On 27 November 2025, Beretta announced his resignation from Sunrise, with his final appearance scheduled for 12 December. He is expected to continue working with the Seven Network on special projects to be announced.

In September 2026, Beretta launched Beretts’ Best, a long‑form interview podcast featuring in‑depth conversations with prominent Australian sports and media figures.

==Publication==
In October 2010, Beretta released his book The Riders – Australia's Motorcycle Champions through publisher HarperCollins. The Riders offers an insider's view of the world of motorcycle racing, with a collection of stories on 24 of Australia's greatest motorbike champions.
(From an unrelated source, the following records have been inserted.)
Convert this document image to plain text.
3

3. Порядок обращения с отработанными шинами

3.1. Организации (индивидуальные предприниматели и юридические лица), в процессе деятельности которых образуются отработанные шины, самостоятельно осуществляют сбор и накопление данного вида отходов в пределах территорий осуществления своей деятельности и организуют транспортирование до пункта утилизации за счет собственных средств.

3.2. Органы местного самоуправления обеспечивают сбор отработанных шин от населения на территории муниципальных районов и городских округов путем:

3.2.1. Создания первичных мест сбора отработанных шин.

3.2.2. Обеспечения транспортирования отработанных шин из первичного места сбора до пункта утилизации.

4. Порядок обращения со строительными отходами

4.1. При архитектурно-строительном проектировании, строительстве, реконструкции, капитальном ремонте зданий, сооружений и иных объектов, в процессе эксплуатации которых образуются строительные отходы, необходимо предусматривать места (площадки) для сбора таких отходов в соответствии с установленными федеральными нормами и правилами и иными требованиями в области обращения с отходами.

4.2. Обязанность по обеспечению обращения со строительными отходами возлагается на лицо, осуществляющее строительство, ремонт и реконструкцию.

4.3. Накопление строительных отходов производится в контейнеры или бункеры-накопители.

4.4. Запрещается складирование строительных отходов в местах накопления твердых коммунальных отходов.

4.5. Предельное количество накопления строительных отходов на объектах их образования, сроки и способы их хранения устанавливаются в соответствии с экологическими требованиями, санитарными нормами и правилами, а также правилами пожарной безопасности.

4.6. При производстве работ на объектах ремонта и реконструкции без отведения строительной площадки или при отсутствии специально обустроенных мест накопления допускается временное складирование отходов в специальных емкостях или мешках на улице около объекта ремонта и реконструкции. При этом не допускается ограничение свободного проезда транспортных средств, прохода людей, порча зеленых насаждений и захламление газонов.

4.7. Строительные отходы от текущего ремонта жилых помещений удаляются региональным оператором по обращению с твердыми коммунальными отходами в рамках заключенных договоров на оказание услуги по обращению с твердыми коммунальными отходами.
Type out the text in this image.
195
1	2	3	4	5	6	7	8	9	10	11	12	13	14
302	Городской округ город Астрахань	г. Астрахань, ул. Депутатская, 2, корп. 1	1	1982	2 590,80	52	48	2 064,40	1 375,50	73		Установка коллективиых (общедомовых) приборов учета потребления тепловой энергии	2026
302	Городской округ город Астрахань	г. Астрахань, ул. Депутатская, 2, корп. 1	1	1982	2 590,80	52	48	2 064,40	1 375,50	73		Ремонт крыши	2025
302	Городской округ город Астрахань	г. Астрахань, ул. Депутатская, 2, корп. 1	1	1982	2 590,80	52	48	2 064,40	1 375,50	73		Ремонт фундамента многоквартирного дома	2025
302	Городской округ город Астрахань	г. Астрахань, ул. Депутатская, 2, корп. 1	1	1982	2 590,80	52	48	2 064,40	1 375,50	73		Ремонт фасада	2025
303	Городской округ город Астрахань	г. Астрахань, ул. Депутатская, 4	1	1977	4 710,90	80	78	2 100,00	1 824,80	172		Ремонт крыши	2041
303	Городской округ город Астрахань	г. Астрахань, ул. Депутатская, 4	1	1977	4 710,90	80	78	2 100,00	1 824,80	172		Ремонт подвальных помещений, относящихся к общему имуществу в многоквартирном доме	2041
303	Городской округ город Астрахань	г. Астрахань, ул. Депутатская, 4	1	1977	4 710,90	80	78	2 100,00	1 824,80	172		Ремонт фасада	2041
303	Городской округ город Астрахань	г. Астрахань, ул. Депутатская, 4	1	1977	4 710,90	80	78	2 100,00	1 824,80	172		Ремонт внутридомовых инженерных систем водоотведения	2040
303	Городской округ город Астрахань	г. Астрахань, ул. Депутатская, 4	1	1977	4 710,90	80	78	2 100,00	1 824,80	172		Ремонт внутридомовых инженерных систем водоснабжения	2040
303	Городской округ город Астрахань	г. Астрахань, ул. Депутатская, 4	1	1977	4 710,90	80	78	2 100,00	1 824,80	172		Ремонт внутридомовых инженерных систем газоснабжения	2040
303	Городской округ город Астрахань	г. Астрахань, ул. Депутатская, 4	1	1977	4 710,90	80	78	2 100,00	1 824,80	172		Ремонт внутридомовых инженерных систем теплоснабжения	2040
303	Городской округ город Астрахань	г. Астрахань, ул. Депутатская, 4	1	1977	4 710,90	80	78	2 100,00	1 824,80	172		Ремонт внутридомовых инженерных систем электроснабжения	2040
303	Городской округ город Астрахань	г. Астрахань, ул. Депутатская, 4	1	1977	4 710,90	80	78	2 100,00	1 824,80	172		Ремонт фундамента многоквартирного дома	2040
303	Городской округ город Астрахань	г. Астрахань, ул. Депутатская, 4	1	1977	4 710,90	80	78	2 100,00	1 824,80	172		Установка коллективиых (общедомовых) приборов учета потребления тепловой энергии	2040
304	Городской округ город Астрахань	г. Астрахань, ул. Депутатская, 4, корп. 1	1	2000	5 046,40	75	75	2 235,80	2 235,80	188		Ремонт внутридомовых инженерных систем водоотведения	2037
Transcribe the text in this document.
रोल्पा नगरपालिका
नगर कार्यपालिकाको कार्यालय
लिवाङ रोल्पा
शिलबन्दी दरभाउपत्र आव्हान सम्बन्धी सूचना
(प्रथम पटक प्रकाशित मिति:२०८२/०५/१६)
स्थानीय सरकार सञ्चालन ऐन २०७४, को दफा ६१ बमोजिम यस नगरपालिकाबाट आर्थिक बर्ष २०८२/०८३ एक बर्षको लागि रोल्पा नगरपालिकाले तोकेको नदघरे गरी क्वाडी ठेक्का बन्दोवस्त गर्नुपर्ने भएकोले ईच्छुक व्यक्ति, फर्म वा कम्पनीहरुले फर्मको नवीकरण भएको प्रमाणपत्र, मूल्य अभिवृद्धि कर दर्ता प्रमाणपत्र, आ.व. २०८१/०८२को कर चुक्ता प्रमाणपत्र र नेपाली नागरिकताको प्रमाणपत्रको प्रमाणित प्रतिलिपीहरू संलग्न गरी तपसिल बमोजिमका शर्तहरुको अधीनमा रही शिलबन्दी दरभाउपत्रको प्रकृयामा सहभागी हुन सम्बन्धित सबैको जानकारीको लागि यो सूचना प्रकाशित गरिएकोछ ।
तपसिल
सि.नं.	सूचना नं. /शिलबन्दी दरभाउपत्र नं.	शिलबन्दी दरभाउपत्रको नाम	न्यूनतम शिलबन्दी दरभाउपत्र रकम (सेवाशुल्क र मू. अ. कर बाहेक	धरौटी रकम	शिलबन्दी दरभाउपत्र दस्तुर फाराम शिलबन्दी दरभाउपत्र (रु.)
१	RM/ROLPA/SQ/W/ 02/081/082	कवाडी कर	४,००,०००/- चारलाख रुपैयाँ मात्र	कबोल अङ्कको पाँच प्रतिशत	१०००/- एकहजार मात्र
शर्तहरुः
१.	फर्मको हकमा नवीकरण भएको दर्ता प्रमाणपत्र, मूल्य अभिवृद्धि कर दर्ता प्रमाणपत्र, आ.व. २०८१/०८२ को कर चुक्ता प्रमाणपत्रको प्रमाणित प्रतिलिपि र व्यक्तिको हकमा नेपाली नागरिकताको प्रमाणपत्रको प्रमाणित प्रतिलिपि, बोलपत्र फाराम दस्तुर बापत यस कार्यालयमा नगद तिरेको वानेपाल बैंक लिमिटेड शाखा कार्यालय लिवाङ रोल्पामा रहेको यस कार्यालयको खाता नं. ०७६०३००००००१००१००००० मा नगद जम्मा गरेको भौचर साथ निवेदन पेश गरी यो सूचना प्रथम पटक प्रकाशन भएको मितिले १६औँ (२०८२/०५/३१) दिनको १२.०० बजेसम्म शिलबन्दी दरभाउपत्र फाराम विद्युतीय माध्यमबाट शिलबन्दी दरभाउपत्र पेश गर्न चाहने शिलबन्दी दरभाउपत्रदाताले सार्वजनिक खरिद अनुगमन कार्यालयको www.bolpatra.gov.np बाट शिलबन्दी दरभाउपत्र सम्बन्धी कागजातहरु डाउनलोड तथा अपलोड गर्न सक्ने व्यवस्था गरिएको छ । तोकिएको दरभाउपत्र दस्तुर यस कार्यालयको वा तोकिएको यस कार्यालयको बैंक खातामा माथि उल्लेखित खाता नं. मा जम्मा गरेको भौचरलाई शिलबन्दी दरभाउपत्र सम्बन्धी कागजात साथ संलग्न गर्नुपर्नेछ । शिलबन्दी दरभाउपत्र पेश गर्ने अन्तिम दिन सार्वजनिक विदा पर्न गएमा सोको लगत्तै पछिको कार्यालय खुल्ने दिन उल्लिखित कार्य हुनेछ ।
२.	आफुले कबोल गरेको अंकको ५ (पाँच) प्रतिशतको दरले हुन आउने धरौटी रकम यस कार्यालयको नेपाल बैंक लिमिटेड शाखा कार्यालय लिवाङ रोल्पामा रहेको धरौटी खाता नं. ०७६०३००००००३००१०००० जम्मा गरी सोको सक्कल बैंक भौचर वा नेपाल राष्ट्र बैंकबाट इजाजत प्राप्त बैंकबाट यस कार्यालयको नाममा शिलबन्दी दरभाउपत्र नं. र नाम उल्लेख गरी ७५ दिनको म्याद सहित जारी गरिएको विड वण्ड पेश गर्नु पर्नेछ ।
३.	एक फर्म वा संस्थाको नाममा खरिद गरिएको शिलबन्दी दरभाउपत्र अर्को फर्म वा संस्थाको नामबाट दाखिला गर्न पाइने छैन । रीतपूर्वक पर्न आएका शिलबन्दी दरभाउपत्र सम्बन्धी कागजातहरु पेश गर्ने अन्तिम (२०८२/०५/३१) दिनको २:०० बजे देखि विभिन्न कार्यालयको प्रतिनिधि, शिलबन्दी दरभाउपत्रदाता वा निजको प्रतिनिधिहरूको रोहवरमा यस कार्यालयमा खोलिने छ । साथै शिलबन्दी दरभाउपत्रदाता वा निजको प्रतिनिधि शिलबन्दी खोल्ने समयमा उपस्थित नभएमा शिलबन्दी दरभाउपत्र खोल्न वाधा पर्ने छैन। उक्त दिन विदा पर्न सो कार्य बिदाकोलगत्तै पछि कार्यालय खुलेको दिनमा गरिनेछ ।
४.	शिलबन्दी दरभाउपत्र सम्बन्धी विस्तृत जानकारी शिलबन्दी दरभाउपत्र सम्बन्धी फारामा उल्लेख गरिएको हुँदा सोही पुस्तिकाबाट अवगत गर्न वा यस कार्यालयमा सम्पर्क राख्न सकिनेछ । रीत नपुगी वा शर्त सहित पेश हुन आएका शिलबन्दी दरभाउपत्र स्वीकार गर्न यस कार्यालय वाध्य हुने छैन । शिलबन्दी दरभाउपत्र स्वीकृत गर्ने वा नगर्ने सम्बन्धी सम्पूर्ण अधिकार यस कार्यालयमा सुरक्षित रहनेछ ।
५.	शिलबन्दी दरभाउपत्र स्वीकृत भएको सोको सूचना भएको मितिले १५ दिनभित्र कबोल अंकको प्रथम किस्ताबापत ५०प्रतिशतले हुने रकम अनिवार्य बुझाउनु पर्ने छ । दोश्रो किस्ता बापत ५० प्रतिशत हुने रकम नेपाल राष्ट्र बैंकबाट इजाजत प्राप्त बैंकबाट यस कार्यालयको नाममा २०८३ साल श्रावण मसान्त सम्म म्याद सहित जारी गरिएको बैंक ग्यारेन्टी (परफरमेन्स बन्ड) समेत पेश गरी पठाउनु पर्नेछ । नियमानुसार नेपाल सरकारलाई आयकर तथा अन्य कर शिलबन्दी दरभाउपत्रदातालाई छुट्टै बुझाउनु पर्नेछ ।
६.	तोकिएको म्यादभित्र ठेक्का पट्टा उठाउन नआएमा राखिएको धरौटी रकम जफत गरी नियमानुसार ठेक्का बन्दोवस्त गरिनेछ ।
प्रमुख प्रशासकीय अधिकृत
In October 2022, Beretta released the book 'Mark Beretta's Greatest Moments in Australian Sport' with Neil Cardigan, through publisher Affirm Press.

==Personal life==
Beretta has two children.

Since 2010, he has regularly taken part in the 1400 km Tour de Cure bike ride from Sydney to Mooloolaba over ten days, to raise money to help find a cure for cancer. In 2011, he was appointed to the board of Tour De Cure.

In 2019, Beretta joined the Australian Army Reserves.

In October 2023, Beretta separated from partner Rachel.

==Recognition and awards==
Beretta was awarded the Medal of the Order of Australia in the 2021 Queen's Birthday Honours, for "service to the community through charitable organisations".